Deep Adventure Scuba Colorado Technical Diving - For Those Looking to Take Diving to a New Level
The article on my resource page should answer a lot of the questions, but I will answer some of them quickly here:
1. The 2 pressure groups per 1,000 feet of altitude only works with PADI tables.
2. It starts when you reach that altitude. If you arrive at 6,000 feet from sea level, you are an L diver, and a 2:10 surface interval later you are an A diver.
3. Since you spent some time ascending while getting there, you were off-gassing on the way, but there is no way to calculate that.
4. Putting 2 and 3 together, the odds are you won't have to worry about it.
5. If you got there from a higher altitude, you are already off the table, much to the surprise of the local dive shop here that tells the students coming from our mile-high altitude that they will be J divers when they descend to 4,600 feet to dive in New Mexico.
6. I don't know of any computer that calculates your change in altitude before you have done your first dive. Some software programs do that (like multi-deco).

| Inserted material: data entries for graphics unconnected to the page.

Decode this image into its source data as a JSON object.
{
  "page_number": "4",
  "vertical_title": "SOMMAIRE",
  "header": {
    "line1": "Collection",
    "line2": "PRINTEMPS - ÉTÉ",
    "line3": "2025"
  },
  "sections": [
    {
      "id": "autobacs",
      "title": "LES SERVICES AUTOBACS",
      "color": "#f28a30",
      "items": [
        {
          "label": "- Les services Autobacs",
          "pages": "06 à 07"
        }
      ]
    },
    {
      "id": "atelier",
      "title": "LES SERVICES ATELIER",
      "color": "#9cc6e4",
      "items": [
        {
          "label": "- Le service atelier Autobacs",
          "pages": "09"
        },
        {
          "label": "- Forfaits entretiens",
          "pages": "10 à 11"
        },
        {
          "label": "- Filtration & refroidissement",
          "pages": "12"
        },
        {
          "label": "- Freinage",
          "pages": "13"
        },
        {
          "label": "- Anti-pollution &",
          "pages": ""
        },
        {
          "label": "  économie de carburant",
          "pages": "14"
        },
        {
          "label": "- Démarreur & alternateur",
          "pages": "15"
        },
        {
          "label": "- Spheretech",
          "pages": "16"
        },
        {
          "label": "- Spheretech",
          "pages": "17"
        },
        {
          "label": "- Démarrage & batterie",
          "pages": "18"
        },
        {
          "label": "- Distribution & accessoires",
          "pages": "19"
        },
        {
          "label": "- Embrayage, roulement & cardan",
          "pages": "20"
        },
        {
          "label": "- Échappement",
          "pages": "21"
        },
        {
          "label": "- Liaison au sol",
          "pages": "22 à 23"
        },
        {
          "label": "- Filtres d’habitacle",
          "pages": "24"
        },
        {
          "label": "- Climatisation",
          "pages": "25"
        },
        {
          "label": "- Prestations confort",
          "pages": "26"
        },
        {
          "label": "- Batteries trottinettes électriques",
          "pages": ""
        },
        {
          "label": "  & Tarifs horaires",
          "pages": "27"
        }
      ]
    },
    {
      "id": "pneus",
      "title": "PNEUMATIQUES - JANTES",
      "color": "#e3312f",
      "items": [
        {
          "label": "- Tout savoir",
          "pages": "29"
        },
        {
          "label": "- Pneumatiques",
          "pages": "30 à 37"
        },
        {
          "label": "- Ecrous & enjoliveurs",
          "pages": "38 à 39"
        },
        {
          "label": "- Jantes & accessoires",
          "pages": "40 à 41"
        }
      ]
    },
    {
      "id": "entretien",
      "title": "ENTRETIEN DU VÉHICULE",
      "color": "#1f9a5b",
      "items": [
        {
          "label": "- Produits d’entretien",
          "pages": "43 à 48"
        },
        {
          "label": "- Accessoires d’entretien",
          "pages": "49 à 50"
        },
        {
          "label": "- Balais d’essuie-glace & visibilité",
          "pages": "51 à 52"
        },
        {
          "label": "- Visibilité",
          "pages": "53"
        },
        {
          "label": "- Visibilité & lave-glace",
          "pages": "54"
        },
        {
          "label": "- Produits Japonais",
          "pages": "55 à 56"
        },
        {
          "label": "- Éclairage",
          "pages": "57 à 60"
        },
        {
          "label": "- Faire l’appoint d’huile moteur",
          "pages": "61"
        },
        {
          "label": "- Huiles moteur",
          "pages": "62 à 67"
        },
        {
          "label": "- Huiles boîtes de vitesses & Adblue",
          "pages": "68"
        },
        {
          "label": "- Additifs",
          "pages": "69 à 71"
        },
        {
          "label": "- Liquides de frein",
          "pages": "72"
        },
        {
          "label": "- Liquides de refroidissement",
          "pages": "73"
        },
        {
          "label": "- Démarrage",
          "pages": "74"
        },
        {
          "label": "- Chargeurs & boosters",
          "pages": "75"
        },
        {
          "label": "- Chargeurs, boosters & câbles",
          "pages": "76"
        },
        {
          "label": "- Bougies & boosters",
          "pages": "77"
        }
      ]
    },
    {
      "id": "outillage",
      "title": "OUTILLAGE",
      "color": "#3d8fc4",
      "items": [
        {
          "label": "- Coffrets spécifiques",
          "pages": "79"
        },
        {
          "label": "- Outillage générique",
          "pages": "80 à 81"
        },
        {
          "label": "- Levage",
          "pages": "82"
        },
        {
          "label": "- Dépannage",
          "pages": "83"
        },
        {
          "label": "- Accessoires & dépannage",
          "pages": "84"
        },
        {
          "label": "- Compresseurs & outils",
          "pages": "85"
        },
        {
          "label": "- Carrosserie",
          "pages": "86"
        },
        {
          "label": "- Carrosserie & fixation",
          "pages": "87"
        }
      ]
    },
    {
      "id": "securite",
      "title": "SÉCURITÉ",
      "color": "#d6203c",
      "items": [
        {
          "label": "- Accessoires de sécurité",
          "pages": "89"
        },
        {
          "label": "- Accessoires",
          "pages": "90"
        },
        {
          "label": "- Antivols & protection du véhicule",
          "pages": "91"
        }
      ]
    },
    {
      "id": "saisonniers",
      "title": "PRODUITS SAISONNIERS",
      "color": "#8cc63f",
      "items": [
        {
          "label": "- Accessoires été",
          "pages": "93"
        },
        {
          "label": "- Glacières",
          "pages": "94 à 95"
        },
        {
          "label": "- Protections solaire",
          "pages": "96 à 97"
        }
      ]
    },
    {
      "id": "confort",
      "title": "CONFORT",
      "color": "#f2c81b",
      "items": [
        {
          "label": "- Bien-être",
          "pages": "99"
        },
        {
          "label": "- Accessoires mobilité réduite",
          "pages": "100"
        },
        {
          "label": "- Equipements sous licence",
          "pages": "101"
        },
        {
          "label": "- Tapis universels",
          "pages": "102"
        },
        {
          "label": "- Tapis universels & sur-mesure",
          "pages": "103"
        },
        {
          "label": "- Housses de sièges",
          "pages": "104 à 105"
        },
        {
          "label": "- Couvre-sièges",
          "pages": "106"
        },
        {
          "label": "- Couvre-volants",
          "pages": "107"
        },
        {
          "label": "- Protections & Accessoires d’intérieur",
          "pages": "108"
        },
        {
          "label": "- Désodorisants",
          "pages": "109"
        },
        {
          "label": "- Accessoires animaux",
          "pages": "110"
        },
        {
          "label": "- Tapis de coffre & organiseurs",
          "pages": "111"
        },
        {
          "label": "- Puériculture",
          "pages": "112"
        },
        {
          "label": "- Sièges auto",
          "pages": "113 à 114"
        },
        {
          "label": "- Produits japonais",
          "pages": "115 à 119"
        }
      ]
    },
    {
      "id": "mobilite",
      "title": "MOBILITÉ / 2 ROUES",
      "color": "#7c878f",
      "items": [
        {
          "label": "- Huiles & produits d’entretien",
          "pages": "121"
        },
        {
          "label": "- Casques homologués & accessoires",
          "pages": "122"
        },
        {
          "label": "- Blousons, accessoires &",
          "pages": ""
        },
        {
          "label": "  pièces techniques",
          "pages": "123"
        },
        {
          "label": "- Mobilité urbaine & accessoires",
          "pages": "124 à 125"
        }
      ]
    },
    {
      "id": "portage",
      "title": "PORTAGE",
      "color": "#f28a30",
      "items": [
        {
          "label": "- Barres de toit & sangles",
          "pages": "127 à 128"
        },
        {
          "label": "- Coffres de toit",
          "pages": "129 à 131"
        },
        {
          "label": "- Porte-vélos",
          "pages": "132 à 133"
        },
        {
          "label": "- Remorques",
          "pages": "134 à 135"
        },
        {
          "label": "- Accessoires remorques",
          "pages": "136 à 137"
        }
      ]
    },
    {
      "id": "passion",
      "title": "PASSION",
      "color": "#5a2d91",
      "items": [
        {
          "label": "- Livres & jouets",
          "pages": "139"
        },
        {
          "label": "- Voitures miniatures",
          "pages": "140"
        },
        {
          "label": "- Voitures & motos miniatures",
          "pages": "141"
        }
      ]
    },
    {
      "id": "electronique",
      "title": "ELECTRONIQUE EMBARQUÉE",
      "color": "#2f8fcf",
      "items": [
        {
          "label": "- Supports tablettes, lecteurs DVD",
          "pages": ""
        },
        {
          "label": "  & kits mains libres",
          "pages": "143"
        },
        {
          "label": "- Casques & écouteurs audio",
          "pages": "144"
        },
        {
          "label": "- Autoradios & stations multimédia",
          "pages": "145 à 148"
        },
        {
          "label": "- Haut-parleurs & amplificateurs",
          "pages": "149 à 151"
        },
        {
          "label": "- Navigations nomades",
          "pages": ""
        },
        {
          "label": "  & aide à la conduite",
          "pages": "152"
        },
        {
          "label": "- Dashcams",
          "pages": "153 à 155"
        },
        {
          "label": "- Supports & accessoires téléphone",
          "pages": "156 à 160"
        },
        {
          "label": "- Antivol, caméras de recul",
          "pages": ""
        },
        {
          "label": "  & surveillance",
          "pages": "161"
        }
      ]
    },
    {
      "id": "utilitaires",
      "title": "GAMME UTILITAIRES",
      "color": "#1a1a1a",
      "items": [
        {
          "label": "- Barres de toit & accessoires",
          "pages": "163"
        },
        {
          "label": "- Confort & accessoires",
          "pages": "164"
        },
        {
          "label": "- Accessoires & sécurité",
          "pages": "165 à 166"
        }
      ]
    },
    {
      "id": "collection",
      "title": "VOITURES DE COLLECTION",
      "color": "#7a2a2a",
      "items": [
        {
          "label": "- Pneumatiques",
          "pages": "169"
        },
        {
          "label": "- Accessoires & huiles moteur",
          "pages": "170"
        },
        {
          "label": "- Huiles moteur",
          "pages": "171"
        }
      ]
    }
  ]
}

7. The first Shearwater computers did not calculate altitude at all. A friend of mine bought one and contacted the company because the depths seemed wrong. As they talked to him, they realized he was diving at altitude and made that adjustment in their computers. Years later, during a weekend of diving at altitude, our group noticed that different divers were getting different depth readings on our Shearwaters. I contacted them, and they figured out that the difference was in how the computers turned on. If we turned the computer on before diving, it knew we were at altitude. If the computer turned on by itself after the dive started, it thought we were at sea level. They then corrected that so that now Shearwater computers that turn on after being submerged will go back to their last altitude reading.
8. Suunto RGBM computers used to (maybe still do) require manual settings for altitude. They gave you the choice of 3 ranges.
9. When you start getting over 10,000 feet, things get serious, and you should do some real investigation before doing anything but shallow dives.